Говорят, чтобы судить о человеке, надо на одну чашу весов положить его добрые дела, на другую — недобрые. Но она ничего доброго никому не сделала; с тех пор, как началась война, доброе делали ей — и в Москве, и в Ташкенте, и в Аксае, и здесь… Выходит, одна чаша весов — совсем пустая, а другая, с недобрым делом, тянет вниз…

О добрых делах Колесовых она не знала, а о недобром судить теперь не могла. Нет, в ней все еще жила обида и, наверно, будет жить всегда, но прежней ненависти уже не было, она думала: а вдруг у них есть своя правда?
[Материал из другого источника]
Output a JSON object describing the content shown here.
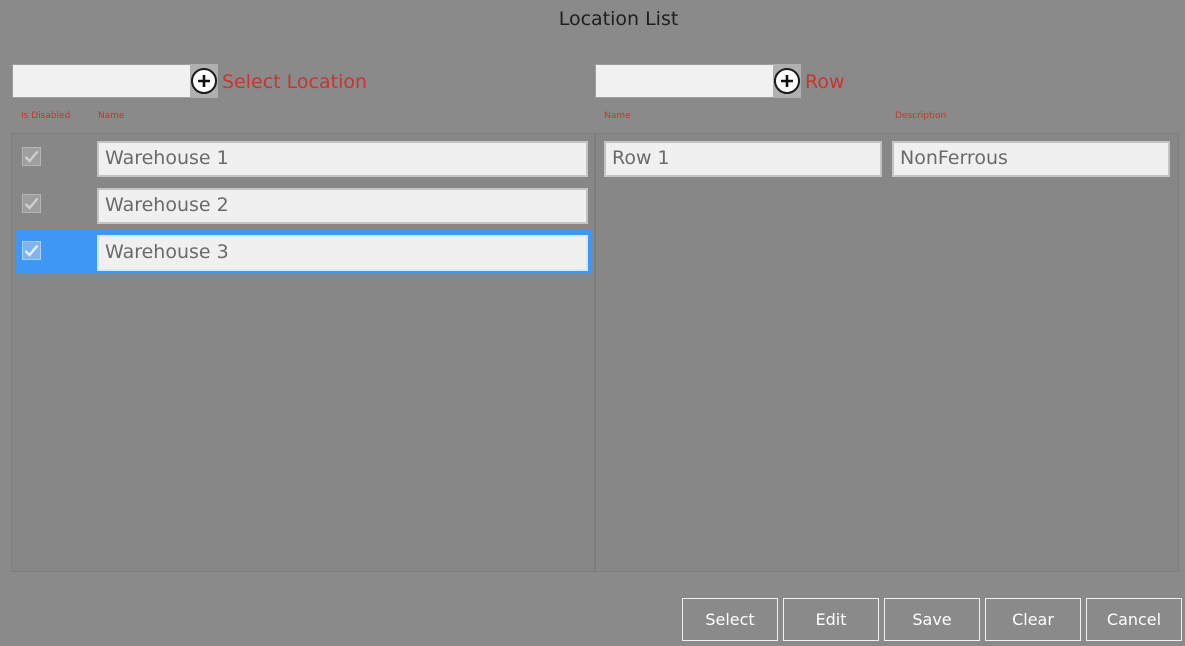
{
  "window": {
    "title": "Location List"
  },
  "left": {
    "search_value": "",
    "label": "Select Location",
    "headers": {
      "is_disabled": "Is Disabled",
      "name": "Name"
    },
    "rows": [
      {
        "name": "Warehouse 1",
        "is_disabled": true,
        "selected": false
      },
      {
        "name": "Warehouse 2",
        "is_disabled": true,
        "selected": false
      },
      {
        "name": "Warehouse 3",
        "is_disabled": true,
        "selected": true
      }
    ]
  },
  "right": {
    "search_value": "",
    "label": "Row",
    "headers": {
      "name": "Name",
      "description": "Description"
    },
    "rows": [
      {
        "name": "Row 1",
        "description": "NonFerrous"
      }
    ]
  },
  "buttons": {
    "select": "Select",
    "edit": "Edit",
    "save": "Save",
    "clear": "Clear",
    "cancel": "Cancel"
  },
  "colors": {
    "background": "#8a8a8a",
    "label_red": "#c8342f",
    "selection_blue": "#3c97f5"
  },
  "icons": {
    "add": "plus-circle-icon",
    "check": "checkmark-icon"
  }
}
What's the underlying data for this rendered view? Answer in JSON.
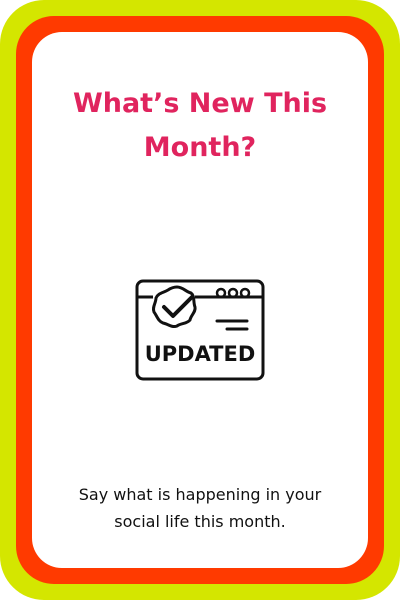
{
  "card": {
    "title": "What’s New This\nMonth?",
    "icon": {
      "name": "updated-browser-icon",
      "badge_text": "UPDATED"
    },
    "caption": "Say what is happening in your\nsocial life this month."
  },
  "colors": {
    "outer_frame": "#d4e600",
    "middle_frame": "#ff3a00",
    "card_background": "#ffffff",
    "title": "#e0245e",
    "caption": "#111111",
    "icon_stroke": "#111111"
  }
}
Этот маленький, остроносый человек, возможно, устал от горя, наверно, он никому не хотел зла, думал о покое, а тут я… Незванно и нежданно. В чем он виноват? И что он мог знать о моей жизни после того, как я ушла от них? Простить его она не могла, и ей иногда хотелось рассказать все какому-нибудь доброму, постороннему человеку, чтоб рассудил их по-справедливости„. Но она не могла сделать этого, все же он был отцом ее мужа.